Size still matters
In recent posts about diffusion I have been concentrating on small light sources such as speed lights or the "standard" 7-inch metal dish reflectors on studio strobes. But what about larger sources? I was recently gifted a Speedotron 20-inch metal dish reflector. As I am no longer using Speedotrons as my main lights I adapted the reflector to an S-mount for use with my Interfit Photographic lights. This post contains affiliate links and I will be compensated if you make a purchase after clicking on my links.
As I started testing this franken-reflector I noticed that the light was harder than I expected. A look inside the bowl gave some cues as to what was going on. Speedotron lamp heads have large protruding flash tubes and/or flash tube covers. This pushes the light source out in front of the mount on the reflector, allowing the light to completely fill the bowl. The bulbs on the Interfit, though they do protrude, are not quite as long as the Speedo tubes. So most of the light was coming straight out of the flash going forward and not spreading out quickly enough to fill the bowl.
I did some cutting and drilling to change the position of the S-mount to try to push the flash tube a bit further into the bowl. That still wasn't enough. A quick experiment using a 12x12-inch sheet of diffusion gel in the shape of a dome over the flash tube confirmed what I needed. My first thought was to find a Tupperware bowl around the size of the pyrex flash tube cover, but a quick look through kitchen cabinets didn't turn one up. That got me to thinking that people used to call some speed light flash diffusers Tupperware. And I remembered that I had a very old one of those made of a hard plastic that was specific to a speed light I no longer had. I quickly found that diffuser and a hack saw and went to work.
After cutting off the bottom of the diffuser I was relieved to find it to be exactly the right size to fit in the S-mount. A bit of hot glue and clear caulk and it was fixed in place, ready for testing. And some disappointment. The light was still harder than I expected. Even with the diffuser in place, most of the light was concentrated in the middle and not filling the bowl. Then I remembered that there was a second piece to the diffuser, a dome that snaps onto it. I quickly located that and voila, the second test did show a noticeable change in the shadows and more light "wrapping" around to the side of the subject (notice the ear is brighter). Now the diffuser was doing its job--making the light spread wider to fill the bowl of the reflector. The diffuser itself didn't make the light softer, but it did make the light source larger which did soften the light.
The next option was to add a diffusion sock over the entire reflector. This has the effect of spreading out the light across the full 20-inches of the bowl making the light source even larger and more even across the surface. Again the diffuser spread the light and evened it out.
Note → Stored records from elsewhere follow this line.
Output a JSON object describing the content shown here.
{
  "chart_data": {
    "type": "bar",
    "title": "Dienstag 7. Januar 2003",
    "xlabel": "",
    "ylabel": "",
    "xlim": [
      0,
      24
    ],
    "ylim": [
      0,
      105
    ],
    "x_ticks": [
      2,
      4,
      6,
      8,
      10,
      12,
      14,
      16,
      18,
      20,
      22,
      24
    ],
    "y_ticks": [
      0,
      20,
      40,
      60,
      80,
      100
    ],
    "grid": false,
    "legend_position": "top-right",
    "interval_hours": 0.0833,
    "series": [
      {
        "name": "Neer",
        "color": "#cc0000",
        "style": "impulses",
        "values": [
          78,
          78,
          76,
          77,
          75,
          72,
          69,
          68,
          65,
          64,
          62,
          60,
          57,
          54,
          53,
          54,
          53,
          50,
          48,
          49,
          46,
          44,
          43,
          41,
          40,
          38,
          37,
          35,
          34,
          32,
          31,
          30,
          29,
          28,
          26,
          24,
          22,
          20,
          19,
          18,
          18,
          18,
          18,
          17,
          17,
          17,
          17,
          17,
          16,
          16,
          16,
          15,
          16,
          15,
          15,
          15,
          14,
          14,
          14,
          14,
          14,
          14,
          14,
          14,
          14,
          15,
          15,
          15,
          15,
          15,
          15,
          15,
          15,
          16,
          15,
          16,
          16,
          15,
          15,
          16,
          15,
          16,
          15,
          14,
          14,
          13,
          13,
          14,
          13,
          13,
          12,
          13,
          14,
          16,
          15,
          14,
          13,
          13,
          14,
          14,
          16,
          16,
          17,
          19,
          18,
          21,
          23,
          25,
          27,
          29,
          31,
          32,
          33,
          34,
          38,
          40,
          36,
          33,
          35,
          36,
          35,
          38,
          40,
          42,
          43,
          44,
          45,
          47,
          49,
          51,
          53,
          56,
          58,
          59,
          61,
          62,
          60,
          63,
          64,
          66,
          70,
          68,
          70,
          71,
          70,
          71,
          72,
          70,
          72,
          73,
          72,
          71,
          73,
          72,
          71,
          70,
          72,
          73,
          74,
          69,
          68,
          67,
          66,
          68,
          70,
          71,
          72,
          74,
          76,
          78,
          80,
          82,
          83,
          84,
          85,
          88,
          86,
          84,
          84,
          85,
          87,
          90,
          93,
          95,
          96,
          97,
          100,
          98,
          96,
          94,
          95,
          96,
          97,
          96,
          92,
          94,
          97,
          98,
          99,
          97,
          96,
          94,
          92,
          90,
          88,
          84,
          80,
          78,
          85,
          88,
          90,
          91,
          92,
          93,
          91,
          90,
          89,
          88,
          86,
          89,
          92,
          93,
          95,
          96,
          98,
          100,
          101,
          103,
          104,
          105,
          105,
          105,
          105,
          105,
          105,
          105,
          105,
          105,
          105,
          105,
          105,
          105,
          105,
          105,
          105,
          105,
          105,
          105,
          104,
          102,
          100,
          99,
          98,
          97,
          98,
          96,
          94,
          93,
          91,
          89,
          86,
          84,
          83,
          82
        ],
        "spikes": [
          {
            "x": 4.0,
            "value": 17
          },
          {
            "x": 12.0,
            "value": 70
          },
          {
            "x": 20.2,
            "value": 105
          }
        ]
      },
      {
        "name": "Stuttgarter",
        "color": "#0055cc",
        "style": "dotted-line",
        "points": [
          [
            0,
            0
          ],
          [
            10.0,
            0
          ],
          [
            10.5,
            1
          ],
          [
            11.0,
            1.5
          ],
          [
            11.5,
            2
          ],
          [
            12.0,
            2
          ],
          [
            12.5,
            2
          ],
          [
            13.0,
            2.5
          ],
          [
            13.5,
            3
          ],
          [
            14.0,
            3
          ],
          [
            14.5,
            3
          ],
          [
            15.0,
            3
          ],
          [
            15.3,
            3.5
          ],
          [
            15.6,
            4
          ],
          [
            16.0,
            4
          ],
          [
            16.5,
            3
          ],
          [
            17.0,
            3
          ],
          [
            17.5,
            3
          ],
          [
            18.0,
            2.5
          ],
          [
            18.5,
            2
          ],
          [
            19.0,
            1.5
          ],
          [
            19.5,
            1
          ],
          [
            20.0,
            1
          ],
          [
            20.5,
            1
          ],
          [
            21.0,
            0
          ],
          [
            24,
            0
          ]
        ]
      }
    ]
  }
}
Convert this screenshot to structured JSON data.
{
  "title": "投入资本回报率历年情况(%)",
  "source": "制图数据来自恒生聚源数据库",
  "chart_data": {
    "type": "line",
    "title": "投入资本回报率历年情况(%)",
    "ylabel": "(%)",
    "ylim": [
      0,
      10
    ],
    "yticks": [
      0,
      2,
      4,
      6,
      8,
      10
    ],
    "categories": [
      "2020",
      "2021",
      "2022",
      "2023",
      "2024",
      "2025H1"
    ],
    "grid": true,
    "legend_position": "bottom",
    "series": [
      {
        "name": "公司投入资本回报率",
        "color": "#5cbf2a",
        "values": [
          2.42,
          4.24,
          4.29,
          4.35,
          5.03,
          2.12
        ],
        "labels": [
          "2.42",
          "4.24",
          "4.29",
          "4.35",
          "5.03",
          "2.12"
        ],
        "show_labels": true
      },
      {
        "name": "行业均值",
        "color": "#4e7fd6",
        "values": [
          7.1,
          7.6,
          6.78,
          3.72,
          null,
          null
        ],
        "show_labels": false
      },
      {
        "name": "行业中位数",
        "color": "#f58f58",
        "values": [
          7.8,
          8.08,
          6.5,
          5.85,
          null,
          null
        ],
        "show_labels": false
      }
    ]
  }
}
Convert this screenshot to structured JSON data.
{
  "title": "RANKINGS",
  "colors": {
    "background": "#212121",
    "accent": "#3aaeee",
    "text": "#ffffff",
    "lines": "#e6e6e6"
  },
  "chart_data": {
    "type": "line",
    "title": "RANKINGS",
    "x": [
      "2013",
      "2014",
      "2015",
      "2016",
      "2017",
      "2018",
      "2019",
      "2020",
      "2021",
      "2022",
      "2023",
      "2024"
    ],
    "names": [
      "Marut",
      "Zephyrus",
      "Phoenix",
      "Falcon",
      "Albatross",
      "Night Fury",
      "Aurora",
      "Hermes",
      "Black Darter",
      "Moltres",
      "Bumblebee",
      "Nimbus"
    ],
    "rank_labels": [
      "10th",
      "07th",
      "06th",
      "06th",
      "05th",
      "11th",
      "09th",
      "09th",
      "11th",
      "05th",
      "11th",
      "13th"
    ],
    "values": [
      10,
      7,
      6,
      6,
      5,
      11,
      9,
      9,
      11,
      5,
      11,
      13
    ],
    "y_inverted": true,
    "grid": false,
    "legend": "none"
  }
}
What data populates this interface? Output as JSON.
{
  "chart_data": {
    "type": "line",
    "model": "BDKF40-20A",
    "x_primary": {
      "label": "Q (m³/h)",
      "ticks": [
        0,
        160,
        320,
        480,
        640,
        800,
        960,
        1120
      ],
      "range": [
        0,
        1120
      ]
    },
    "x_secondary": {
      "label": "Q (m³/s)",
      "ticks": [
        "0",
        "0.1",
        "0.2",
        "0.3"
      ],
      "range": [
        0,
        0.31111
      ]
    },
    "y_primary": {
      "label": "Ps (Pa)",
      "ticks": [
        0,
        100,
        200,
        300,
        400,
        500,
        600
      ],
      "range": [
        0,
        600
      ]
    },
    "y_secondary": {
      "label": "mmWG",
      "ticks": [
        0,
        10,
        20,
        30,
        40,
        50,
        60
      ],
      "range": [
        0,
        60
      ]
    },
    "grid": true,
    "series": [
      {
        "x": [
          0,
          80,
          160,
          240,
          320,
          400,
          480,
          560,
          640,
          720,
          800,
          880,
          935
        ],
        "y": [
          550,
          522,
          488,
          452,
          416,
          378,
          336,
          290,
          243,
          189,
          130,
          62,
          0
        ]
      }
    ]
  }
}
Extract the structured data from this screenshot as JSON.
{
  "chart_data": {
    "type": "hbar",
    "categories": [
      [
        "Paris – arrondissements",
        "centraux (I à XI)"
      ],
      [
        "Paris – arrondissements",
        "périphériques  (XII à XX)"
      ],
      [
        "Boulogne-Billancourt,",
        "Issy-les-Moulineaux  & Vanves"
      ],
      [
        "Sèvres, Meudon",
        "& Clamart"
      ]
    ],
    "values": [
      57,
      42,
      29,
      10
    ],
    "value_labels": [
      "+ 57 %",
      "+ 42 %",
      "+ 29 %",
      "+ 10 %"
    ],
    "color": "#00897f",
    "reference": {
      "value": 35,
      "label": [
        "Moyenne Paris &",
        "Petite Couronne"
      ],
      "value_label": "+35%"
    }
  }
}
The last test was to try the sock with and without the dome inside the reflector. This showed a subtle change. With the dome the light source appeared a bit larger, as seen by more light reaching the ear. But the shadow transition was pretty much the same with and without the dome. It was just that with the dome more of the bowl was lit and the light wasn't as directional.
Let's look at the tests (click on the image for a larger version)...
Here are side views of the interior of the modified 20-inch bowl reflector with and without the dome on the diffuser. I made one more modification, not shown here. I drilled a series of small holes around the edge of the snap on dome to help the fans in the strobe head be more efficient.
IMPORTANT: DO NOT TRY THIS WITH A STROBE THAT USES TUNGSTEN OR QUARTZ MODELING LAMPS!! I was able to do this with the Interfit strobes because they use relatively cool running LED modeling lamps. For comparison, the 60-watt LED in the Honey Badger is brighter than the 250-watt quartz-halogen modeling lamp in my older strobes. But the LED's temperature after being on for hours remains around 85-degrees F while the quartz bulbs reach temperatures over 300-degrees F in a matter of seconds.
So, you might ask, what is the point of all this today. It is all part of trying to dispel myths around diffusion. It is easy to look at the photos and decide that the various diffusers changed the quality of the light. But it still comes back to the fact that the quality of the light is determined by the size of the light. In these examples the diffusion spread the light to better fill the bowl of the reflector. Without any diffusion the 20-inch reflector is bright in the middle and darker around the edges, making it appear smaller than its actual size. As diffusion is added the light spreads out to fill the bowl, making it appear to be its full size.